As simple as it was I was stumped. I tried some algebraic manipulation using conjugates, which got me nowhere. Then I tried defining $x$ and $y$ by their polar definitions and got stuck here:

$$\lim_{r\to0}\frac{r\cos\theta-r\sin\theta}{r\cos\theta+r\sin\theta}$$

$$=\frac{\cos\theta-\sin\theta}{\cos\theta+\sin\theta}$$

But I didn't know what to do from here.

The only other approach that struck me as a possibility was partial fractions.

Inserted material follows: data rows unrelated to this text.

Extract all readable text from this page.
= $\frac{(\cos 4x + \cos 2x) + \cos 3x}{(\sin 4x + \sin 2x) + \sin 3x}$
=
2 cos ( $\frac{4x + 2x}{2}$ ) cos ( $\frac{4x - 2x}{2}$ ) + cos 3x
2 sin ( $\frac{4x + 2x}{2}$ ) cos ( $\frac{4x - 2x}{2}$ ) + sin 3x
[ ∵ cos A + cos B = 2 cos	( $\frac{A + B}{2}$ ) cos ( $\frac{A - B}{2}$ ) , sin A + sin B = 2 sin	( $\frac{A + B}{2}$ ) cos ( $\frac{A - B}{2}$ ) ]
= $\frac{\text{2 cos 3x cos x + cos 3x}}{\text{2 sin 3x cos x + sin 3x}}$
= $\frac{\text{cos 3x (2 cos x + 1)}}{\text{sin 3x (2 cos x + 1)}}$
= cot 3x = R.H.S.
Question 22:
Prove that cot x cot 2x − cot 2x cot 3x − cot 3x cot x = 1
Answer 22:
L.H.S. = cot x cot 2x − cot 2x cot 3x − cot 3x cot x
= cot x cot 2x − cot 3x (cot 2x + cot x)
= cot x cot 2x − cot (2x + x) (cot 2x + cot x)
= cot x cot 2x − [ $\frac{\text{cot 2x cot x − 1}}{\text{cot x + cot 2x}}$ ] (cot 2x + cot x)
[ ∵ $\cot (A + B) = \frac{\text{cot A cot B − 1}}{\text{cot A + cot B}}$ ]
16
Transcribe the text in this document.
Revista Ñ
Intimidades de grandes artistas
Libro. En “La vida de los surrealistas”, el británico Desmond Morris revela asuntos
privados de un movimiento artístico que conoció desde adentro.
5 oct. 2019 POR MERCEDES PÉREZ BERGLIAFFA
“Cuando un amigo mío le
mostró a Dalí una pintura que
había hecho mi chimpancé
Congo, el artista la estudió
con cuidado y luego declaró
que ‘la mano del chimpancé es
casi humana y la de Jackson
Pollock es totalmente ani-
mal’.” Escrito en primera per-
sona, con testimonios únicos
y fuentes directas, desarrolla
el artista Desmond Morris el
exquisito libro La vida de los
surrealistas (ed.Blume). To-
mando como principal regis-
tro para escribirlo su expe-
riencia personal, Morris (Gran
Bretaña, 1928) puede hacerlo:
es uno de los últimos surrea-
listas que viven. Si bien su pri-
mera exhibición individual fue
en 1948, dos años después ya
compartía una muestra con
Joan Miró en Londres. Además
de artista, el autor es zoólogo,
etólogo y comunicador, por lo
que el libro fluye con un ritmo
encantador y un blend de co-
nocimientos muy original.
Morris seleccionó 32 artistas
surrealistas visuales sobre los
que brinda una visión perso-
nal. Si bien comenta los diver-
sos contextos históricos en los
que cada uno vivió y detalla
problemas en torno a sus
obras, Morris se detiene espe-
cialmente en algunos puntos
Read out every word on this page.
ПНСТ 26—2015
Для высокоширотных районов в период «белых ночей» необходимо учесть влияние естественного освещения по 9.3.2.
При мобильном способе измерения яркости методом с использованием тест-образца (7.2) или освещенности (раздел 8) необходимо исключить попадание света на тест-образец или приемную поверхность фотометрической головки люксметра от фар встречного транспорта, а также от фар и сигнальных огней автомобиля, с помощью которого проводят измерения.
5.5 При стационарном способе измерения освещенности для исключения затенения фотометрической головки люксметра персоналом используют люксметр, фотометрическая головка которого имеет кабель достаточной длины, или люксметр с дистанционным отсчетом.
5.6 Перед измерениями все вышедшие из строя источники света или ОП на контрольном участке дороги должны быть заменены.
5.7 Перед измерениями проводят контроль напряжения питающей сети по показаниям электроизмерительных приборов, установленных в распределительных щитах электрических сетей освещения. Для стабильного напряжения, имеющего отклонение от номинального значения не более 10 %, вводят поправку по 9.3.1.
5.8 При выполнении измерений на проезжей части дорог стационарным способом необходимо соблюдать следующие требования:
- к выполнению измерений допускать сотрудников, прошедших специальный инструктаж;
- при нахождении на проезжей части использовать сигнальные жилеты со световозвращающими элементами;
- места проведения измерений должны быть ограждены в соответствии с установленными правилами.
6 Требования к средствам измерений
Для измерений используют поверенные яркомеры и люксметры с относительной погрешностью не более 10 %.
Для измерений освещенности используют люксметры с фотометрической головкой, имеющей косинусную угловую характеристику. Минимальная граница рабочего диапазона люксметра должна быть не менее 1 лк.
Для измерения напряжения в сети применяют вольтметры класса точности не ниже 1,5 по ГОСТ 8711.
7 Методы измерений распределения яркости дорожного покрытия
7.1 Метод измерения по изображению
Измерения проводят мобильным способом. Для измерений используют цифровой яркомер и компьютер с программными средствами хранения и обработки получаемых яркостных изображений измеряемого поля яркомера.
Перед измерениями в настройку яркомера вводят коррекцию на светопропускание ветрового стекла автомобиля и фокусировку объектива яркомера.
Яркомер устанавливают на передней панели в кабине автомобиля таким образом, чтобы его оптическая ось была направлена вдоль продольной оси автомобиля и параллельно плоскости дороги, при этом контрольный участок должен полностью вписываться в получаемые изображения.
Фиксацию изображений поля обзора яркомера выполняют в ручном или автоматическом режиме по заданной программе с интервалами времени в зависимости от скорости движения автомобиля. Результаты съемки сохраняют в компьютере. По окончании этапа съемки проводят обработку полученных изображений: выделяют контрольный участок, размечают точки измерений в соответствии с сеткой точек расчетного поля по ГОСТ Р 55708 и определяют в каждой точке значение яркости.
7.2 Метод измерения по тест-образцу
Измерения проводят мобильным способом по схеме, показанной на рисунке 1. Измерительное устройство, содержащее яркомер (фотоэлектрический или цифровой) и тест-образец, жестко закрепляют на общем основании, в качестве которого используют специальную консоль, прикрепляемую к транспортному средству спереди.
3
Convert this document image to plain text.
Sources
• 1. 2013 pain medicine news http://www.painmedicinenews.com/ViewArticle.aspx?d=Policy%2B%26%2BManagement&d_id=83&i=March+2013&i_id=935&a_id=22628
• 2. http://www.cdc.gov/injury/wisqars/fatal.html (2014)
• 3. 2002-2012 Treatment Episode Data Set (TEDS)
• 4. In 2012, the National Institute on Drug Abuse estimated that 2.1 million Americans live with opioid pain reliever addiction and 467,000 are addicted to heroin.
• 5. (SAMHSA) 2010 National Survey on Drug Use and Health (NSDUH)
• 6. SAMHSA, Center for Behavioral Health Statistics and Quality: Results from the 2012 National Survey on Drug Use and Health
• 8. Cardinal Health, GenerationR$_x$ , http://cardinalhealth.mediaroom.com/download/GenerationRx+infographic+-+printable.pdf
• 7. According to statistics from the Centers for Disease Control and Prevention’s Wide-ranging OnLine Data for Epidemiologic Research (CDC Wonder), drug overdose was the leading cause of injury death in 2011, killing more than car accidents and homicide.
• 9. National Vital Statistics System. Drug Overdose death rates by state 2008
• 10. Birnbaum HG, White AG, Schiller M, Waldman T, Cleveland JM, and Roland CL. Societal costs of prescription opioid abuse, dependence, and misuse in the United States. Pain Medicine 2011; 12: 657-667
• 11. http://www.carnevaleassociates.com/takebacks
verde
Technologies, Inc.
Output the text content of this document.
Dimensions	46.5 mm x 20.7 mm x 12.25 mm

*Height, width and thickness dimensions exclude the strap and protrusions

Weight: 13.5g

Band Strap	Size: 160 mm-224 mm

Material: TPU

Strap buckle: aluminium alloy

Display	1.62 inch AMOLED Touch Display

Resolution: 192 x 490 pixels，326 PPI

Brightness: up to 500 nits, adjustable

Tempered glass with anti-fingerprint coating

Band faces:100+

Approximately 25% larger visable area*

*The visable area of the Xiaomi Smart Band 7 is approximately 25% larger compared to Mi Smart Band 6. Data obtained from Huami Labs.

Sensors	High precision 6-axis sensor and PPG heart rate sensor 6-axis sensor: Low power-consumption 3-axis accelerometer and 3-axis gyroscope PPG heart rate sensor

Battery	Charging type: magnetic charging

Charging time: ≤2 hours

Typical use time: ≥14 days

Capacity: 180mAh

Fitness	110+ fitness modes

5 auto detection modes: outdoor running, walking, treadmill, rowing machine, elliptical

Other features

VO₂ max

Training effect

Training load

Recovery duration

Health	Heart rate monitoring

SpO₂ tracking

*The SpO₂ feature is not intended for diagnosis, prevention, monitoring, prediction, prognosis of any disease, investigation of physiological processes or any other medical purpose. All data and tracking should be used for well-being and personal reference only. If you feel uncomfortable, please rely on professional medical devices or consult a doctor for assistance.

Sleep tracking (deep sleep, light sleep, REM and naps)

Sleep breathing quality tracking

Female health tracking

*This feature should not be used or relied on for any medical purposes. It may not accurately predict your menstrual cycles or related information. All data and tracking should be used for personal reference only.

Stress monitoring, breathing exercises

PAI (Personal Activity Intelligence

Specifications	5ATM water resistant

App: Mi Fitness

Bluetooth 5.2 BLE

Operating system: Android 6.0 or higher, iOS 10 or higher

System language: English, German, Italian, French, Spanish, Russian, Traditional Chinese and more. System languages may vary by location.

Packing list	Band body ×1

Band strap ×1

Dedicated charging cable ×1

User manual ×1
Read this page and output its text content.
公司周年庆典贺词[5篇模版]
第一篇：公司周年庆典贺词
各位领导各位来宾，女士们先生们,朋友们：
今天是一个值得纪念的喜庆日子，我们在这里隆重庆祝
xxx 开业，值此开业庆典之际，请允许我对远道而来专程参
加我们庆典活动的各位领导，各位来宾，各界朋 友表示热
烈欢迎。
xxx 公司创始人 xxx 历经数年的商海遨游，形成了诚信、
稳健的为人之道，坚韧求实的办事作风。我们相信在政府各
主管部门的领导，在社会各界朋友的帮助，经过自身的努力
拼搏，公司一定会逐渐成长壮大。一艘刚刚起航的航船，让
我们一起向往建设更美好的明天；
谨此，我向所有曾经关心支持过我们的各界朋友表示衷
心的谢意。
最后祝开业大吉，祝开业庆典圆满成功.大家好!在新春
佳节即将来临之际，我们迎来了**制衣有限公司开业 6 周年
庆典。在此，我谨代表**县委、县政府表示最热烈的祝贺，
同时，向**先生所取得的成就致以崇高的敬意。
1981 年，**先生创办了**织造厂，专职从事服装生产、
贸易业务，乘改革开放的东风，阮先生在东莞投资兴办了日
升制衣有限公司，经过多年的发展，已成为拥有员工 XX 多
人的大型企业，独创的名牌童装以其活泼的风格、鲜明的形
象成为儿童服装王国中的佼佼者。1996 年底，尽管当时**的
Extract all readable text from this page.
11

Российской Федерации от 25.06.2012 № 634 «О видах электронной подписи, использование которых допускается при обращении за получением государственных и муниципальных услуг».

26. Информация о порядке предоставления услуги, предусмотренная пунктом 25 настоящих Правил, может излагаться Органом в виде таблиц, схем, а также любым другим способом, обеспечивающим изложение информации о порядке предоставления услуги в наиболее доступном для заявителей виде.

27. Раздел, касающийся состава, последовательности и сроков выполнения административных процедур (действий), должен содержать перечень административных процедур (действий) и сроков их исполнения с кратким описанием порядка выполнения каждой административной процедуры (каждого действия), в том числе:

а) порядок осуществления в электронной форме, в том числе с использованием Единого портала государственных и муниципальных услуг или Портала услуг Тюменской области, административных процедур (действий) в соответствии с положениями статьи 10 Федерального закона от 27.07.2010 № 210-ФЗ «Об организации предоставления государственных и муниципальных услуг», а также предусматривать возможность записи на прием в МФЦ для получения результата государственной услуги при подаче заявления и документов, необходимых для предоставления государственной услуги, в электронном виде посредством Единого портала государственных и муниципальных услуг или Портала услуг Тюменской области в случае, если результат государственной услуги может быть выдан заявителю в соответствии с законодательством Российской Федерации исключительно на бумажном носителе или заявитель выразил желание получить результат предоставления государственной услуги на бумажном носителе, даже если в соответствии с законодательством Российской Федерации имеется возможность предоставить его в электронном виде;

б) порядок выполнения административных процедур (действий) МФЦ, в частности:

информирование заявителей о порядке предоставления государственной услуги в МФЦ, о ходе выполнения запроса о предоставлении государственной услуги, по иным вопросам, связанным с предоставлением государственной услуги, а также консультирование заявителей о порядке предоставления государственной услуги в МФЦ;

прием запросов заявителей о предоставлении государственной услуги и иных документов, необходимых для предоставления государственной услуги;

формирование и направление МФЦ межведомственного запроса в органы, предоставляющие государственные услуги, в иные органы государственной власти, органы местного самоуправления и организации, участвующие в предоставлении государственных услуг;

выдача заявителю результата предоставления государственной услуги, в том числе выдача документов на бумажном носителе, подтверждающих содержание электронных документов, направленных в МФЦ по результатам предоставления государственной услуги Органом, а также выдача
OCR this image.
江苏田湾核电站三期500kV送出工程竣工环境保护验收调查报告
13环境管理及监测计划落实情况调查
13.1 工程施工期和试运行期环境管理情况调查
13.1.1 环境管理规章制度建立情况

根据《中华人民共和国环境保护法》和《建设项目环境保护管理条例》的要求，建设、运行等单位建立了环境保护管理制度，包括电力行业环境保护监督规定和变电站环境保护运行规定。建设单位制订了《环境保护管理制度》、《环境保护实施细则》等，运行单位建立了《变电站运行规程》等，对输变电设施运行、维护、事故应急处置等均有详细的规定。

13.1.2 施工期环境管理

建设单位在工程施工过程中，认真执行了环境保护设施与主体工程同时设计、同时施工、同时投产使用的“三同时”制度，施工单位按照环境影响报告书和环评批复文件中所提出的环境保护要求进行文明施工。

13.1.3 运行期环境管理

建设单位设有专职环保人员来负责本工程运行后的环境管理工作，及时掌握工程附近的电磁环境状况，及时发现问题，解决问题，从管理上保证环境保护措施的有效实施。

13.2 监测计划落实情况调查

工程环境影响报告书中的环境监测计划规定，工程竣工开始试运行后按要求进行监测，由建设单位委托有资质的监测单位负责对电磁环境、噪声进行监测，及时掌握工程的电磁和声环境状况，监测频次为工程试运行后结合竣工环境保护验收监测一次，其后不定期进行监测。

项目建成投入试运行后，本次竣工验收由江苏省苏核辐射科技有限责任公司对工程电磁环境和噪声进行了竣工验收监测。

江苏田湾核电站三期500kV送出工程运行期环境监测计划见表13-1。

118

What's the best way to tackle this limits problem and ones like it?

Answer 1

This limit does not exist. If you approach $(0,0)$ through the $x$-axis, you get

$$\lim_{(x,y)\to(0,0)}\frac{x-y}{x+y}=\lim_{x\to0}\frac{x}{x}=1,$$

But if you approach it by the line $y=x$, you get

$$\lim_{(x,y)\to(0,0)}\frac{x-y}{x+y}=\lim_{x\to0}\frac{x-x}{x+x}=0,$$

So the limit can't exist.

Answer 2

Your “polar coordinates” method can work: $$\lim_{r\to0}\frac{r\cos\theta-r\sin\theta}{r\cos\theta+r\sin\theta}=\frac{\cos\theta-\sin\theta}{\cos\theta+\sin\theta}$$ If the two-variable limit existed, the expression on the right would not depend on $\theta$. But clearly it does depend on $\theta$. If $\theta = 0$, the limit is $1$. But if $\theta = \frac{\pi}{2}$, the limit is $-1$.

Answer 3

Take the next sequences:

$x_k=\left\{\displaystyle\frac{1}{k},\displaystyle\frac{1}{k} \right\}$. Clearly, $\lim\limits_{k\to\infty}x_k=(0,0)$. And, $\lim\limits_{k\to\infty}f(x_k)=0$

$y_k=\left\{ \displaystyle\frac{1}{k},0\right\}$. Clearly, $\lim\limits_{k\to\infty}y_k=(0,0)$ and $\lim\limits_{k\to\infty}f(y_k)=1$

We can conclude that the limit doesn't exist. Why? We take two sequences such that converges to $(0,0)$ but the sequence of images converges to two different values.